Tel ce 30 juin 1963, lorsque les agriculteurs arrivent sur le quai Sadi Carnot, fermé aux deux extrémités par les forces de l’ordre. « Les CRS en Algérie ! » lancent, galvanisés, les paysans, alors que de part et d’autre débute un échange de projectiles plus ou moins murs. Des remorques de fruits et légumes et même une citerne de béton qui passait par là sont déversés dans la foulée côté Castillet. Et puis, ce fut l’affrontement, inévitable, violent. « À coups de bâtons blancs, à coups de crosses de fusils » relate la presse du lendemain. Avec cette image forte, celle d’un face à face tristement symbolique. Un homme, agriculteur, un fruit dans chaque main, implorant son fils, CRS casqué, matraque et fusil au poing dans les rangs adverses : « Pour la mère de Dieu, rentre à la maison ! »
Un peu plus tard ce matin-là, devant le restaurant L’Échanson, le perpignanais Georges Balcells vient au secours du Pézillanais Antoine Fontanel, inconscient, le crâne en sang. Se frayant un passage au sein de la manifestation, il transporte le maraicher jusqu’à la clinique La Roussillonnaise où ce dernier retrouve son frère Charles, également blessé. Pendant ce temps, le préfet Dubois refuse de recevoir les manifestants. Et les manifestants, dans la foulée, refusent de voir le préfet… Pareil scénario se reproduira en 1999, un peu avant l’interpellation, sur le parking de la Chambre d’agriculture, de Christian Soler.
Durant des décennies, le rapport de forces entre l’État et les agriculteurs roussillonnais a rarement faibli et n’a jamais, comme c’est souvent le cas désormais, fait l’objet de compromis sur le trajet à emprunter et le modus operandi à respecter.
33 ans plus tard, en 1996, André Serrat, vieux briscard de la première heure, arrive à la coopérative Plaine du Roussillon où le ministre de l’Agriculture de faction à ce moment-là, Philippe Vasseur, est en visite. Dans sa fourgonnette, des artichauts importés d’Espagne impropres à la consommation qu’il vient d’acheter en grande surface. Les forces de l’ordre ne le laissent pas approcher et il est réexpédié manu militari dans son Ribéral d’origine.
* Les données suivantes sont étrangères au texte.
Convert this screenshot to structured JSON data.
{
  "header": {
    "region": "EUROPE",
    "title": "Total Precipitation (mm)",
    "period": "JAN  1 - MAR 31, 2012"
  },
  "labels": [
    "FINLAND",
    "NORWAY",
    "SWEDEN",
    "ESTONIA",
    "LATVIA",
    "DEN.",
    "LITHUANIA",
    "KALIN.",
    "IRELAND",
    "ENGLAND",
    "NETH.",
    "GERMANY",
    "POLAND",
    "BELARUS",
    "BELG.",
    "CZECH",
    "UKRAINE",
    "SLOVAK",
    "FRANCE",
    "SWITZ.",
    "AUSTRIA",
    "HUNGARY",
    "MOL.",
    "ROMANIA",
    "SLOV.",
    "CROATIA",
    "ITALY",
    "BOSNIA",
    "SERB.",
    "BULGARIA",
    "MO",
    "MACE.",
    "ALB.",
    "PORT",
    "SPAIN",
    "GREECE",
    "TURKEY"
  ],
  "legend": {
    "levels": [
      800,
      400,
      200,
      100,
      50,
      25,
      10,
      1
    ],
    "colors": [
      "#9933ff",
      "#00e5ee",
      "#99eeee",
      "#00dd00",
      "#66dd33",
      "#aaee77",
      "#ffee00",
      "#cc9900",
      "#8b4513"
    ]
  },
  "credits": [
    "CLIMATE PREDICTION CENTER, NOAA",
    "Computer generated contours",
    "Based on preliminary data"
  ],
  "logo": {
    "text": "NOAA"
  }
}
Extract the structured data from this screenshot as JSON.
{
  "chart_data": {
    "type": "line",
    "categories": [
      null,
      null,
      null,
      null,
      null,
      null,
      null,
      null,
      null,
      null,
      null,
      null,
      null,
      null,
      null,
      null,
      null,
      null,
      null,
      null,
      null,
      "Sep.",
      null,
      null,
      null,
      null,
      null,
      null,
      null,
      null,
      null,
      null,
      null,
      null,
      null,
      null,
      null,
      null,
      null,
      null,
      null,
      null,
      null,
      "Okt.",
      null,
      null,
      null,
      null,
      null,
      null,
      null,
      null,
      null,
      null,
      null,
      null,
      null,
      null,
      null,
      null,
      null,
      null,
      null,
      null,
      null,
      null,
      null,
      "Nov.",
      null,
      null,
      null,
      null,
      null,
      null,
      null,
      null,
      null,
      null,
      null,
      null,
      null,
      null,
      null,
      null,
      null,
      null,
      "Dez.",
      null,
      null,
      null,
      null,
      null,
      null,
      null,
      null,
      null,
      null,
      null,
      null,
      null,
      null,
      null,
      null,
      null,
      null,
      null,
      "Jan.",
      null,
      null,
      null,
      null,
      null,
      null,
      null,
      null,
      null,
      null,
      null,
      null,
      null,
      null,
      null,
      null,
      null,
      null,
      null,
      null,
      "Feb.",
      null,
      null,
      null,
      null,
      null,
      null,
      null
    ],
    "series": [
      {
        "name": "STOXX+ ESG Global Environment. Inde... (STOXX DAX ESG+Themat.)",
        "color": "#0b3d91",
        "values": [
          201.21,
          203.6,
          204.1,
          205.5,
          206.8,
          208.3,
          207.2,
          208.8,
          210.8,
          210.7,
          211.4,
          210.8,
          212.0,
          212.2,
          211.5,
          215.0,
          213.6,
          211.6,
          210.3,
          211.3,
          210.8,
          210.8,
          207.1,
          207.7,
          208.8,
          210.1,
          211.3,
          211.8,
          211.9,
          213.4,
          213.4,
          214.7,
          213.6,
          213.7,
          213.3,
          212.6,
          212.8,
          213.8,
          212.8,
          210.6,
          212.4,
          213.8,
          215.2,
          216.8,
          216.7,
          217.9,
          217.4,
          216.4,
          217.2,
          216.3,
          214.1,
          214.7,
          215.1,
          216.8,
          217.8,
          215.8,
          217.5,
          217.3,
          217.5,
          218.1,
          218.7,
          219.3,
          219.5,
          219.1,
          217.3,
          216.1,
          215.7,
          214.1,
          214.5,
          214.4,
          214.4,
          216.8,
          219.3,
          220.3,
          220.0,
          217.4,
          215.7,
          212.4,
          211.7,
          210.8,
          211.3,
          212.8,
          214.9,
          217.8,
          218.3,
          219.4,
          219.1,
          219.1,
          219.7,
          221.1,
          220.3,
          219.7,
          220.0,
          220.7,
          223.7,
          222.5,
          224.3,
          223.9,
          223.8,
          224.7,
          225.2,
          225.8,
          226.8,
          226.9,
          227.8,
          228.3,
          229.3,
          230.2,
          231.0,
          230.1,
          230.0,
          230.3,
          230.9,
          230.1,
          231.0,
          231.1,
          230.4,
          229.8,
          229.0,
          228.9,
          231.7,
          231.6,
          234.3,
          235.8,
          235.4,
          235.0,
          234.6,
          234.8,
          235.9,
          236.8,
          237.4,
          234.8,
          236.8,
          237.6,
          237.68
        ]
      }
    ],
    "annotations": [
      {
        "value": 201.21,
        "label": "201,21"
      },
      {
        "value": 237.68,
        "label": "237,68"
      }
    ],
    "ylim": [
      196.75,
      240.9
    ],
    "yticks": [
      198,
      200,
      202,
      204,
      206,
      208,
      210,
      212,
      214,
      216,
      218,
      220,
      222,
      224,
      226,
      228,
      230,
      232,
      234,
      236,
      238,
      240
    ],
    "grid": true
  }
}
Et ce, alors que, comme d’habitude, de l’autre côté du cordon sécuritaire, le magnétisme ministériel opère avec son lot de gesticulations convenues et de circonvolutions protocolaires.
André reviendra avec d’autres artichauts, une canne à la main cette fois ci, devant le préfet Bonnet lors d’une assemblée générale des Jeunes Agriculteurs pour exprimer sa colère et son indignation. Ce jour-là, évidemment nous l’avons laissé parler ! Car il était de ceux qui ne renoncent jamais. Parce qu’il savait, comme le disait un jour le leader syndical ouvrier Henry Krasucki : « Dans l’histoire, (la vraie, celle qui décide de la destinée d’un pays), on ne se contente pas de grenades qui font pleurer ».